Face au jeu de l’île déserte où l’on n’emmènerait que dix CD, je ne peux vous donner qu’un conseil préliminaire : enculez la règle du jeu. Voici les climats, les dieux et les démons, les poètes et les chamans, les clubs qui transpirent du plafond et les chill out, les move your ass et les blues gospel pour rêver sur la plage une main indolente dans le pagne.
1/ J’emmènerais la beauté poignante du “Kindertoten Lieder” de Gustav Mahler pour me dire qu’en écoutant Katleen Ferrier chanter vingt minutes je saurais, bien consolé, que je ne pleure pas sur moi, là-bas tout seul, tout comme cet hymne du bord de plage où l’on traîne à regretter l’humanité en écoutant Billie Holiday chanter “I cover the waterfont” (Verve).
2/ Je convoquerais les tambours hypnotiques de Satan avec Sister Ray du Velvet Underground, un mix des trois premiers Led Zeppelin et Their Satanic Majesties Request des Rolling Stones.
3/ Je ferais mon plein de lyrisme avec “Gipsy Queen Woman” de Tim Buckley (Straight Warner), dont la voix écorchée permet de sauter un repas, “I love you Porgy” de James Brown (Capitol), où le roi du mashed potatoes livre la plus belle des purées et “Misty”, en version live in the club, de Sarah Vaughan (Emarcy / Universal Jazz).
4/ Je me malaxerais un bon mental avec Poppy No Good de Terry Riley (CBS) maître de la répétition à l’orgue accompagné par Phaedra de Tangerine Dream (Virgin) dont les nappes enveloppent les soucis et les “Gymnopédies” d’Erik Satie jouées par Aldo Ciccolini.
5/ Je saurais conjurer les orages électriques du climat imprévisible en mixant Ummagumma de Pink Floyd (EMI), leur premier double album, White Noise numéro un ou deux (Virgin) avec ses fulgurances de cinéma sonore, et va savoir quel trash à la Sonic Youth ou quel pirate de Hendrix ou le coffret des trois CD inédits des Doors chez Rhino (Warner) avec une version live définitive de “The End”.
6/ Je m’emballerais encore tout chaud et toujours énervé sur “International Thief Thief” de Fela Ransome Kuti, cet afrobeat qui l’a mené en prison pendant que tout le Shrine dansait.

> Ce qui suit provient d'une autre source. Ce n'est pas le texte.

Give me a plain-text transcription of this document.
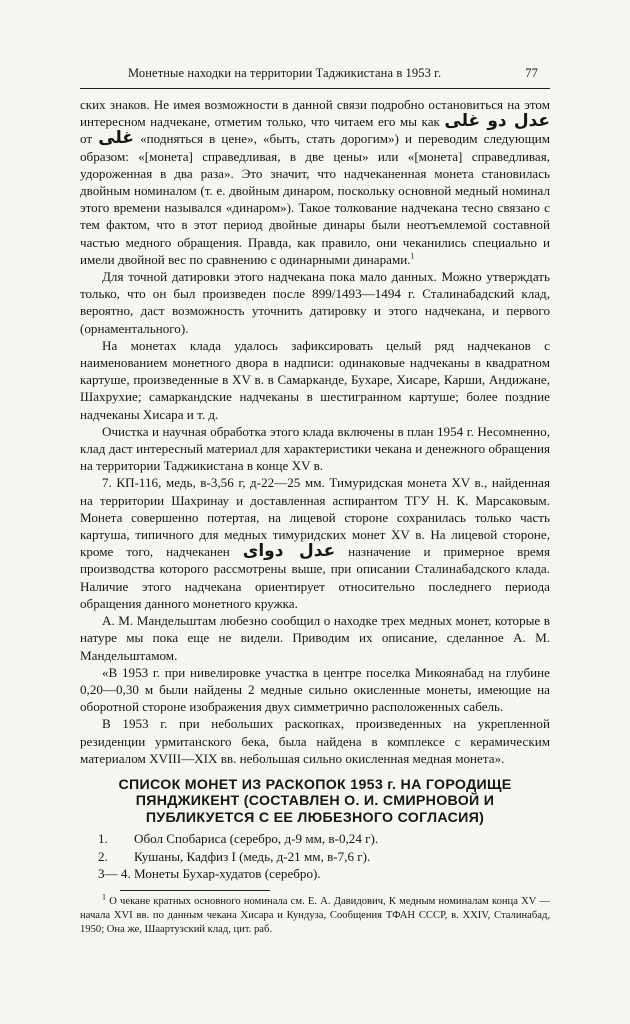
Монетные находки на территории Таджикистана в 1953 г.	77

ских знаков. Не имея возможности в данной связи подробно остановиться на этом интересном надчекане, отметим только, что читаем его мы как عدل دو غلی от غلی «подняться в цене», «быть, стать дорогим») и переводим следующим образом: «[монета] справедливая, в две цены» или «[монета] справедливая, удороженная в два раза». Это значит, что надчеканенная монета становилась двойным номиналом (т. е. двойным динаром, поскольку основной медный номинал этого времени назывался «динаром»). Такое толкование надчекана тесно связано с тем фактом, что в этот период двойные динары были неотъемлемой составной частью медного обращения. Правда, как правило, они чеканились специально и имели двойной вес по сравнению с одинарными динарами.$^1$

Для точной датировки этого надчекана пока мало данных. Можно утверждать только, что он был произведен после 899/1493—1494 г. Сталинабадский клад, вероятно, даст возможность уточнить датировку и этого надчекана, и первого (орнаментального).

На монетах клада удалось зафиксировать целый ряд надчеканов с наименованием монетного двора в надписи: одинаковые надчеканы в квадратном картуше, произведенные в XV в. в Самарканде, Бухаре, Хисаре, Карши, Андижане, Шахрухие; самаркандские надчеканы в шестигранном картуше; более поздние надчеканы Хисара и т. д.

Очистка и научная обработка этого клада включены в план 1954 г. Несомненно, клад даст интересный материал для характеристики чекана и денежного обращения на территории Таджикистана в конце XV в.

7. КП-116, медь, в-3,56 г, д-22—25 мм. Тимуридская монета XV в., найденная на территории Шахринау и доставленная аспирантом ТГУ Н. К. Марсаковым. Монета совершенно потертая, на лицевой стороне сохранилась только часть картуша, типичного для медных тимуридских монет XV в. На лицевой стороне, кроме того, надчеканен عدل دوای назначение и примерное время производства которого рассмотрены выше, при описании Сталинабадского клада. Наличие этого надчекана ориентирует относительно последнего периода обращения данного монетного кружка.

А. М. Мандельштам любезно сообщил о находке трех медных монет, которые в натуре мы пока еще не видели. Приводим их описание, сделанное А. М. Мандельштамом.

«В 1953 г. при нивелировке участка в центре поселка Микоянабад на глубине 0,20—0,30 м были найдены 2 медные сильно окисленные монеты, имеющие на оборотной стороне изображения двух симметрично расположенных сабель.

В 1953 г. при небольших раскопках, произведенных на укрепленной резиденции урмитанского бека, была найдена в комплексе с керамическим материалом XVIII—XIX вв. небольшая сильно окисленная медная монета».

СПИСОК МОНЕТ ИЗ РАСКОПОК 1953 г. НА ГОРОДИЩЕ ПЯНДЖИКЕНТ (СОСТАВЛЕН О. И. СМИРНОВОЙ И ПУБЛИКУЕТСЯ С ЕЕ ЛЮБЕЗНОГО СОГЛАСИЯ)

1. Обол Спобариса (серебро, д-9 мм, в-0,24 г).

2. Кушаны, Кадфиз I (медь, д-21 мм, в-7,6 г).

3— 4. Монеты Бухар-худатов (серебро).

$^1$ О чекане кратных основного номинала см. Е. А. Давидович, К медным номиналам конца XV — начала XVI вв. по данным чекана Хисара и Кундуза, Сообщения ТФАН СССР, в. XXIV, Сталинабад, 1950; Она же, Шаартузский клад, цит. раб.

Un album de cuban world comme Conjure de Kip Hanrahan, ce collector où tout New York soufflait, il y a vingt ans, d’Ishmaël Reed le poète pré-rap à Elysee Pyronneau, le guitariste haïtien couturier dentellier du Compas, etc.
7/ Je ne me priverais surtout pas de ces maîtres du désert-groove que furent les Ambassadeurs avec Salif Keita et Kante Manfila à l’époque de Mandjou et je les mettrais en écho avec une de nos compiles Nova, Deep Orient, où voyagent soufis, gnawas, original raï et Dissidenten (ça doit se trouver sur le Net).
8/ Pour entretenir mon cerveau face à l’intelligence vitale mais limitée des noix de coco, j’embarquerais le coffret In a Silent Way de Miles Davis, magnifiques versions inédites à la modernité si stupéfiante qu’échappant aux modes, il fallait vingt ans pour qu’on s’aperçoive de leurs sonorités inusables mélangées avec des imprécations amphétaminées des discours d’André Malraux (Frémeaux et Associés) et, à défaut, les Last Poets, maîtres du spoken word sur le label Douglas, juste à la fin des sixties.
9/ Comme rien ne tient mieux compagnie qu’un solitaire, ce diamant qui ne se livre jamais complètement, j’embarquerais un Brad Meldhau bien stoned, ce pianiste capable du meilleur XXIème siècle et un Arthur H récent combiné à un Gonzalez piano solo sur le label No Format.
10/ Et pour s’endormir en rêvant, j’irais télécharger (entre autres) sur le Net quelques mixes cultes de Nova de Laurent Garnier, Lord Zeljko, Gilb’R et Loïk, le concert de Manu le Malin… J’emmènerais Olé de John Coltrane (Atlantic), chef d’œuvre de vingt-six minutes et l’album de Damon Albarn enregistré au Mali.
Vous avez compris : on ne vit pas sur une île déserte si on y perd la mémoire du monde. Je vous parlerai dans quelques années des boléros et saudade, des musiques chamaniques introuvables, de ces blues du jeune John Lee Hooker dans années 1930 et de ces improvisations Magic Malikiennes qui sont à votre portée dès que vous aurez taillé une flûte en bambou.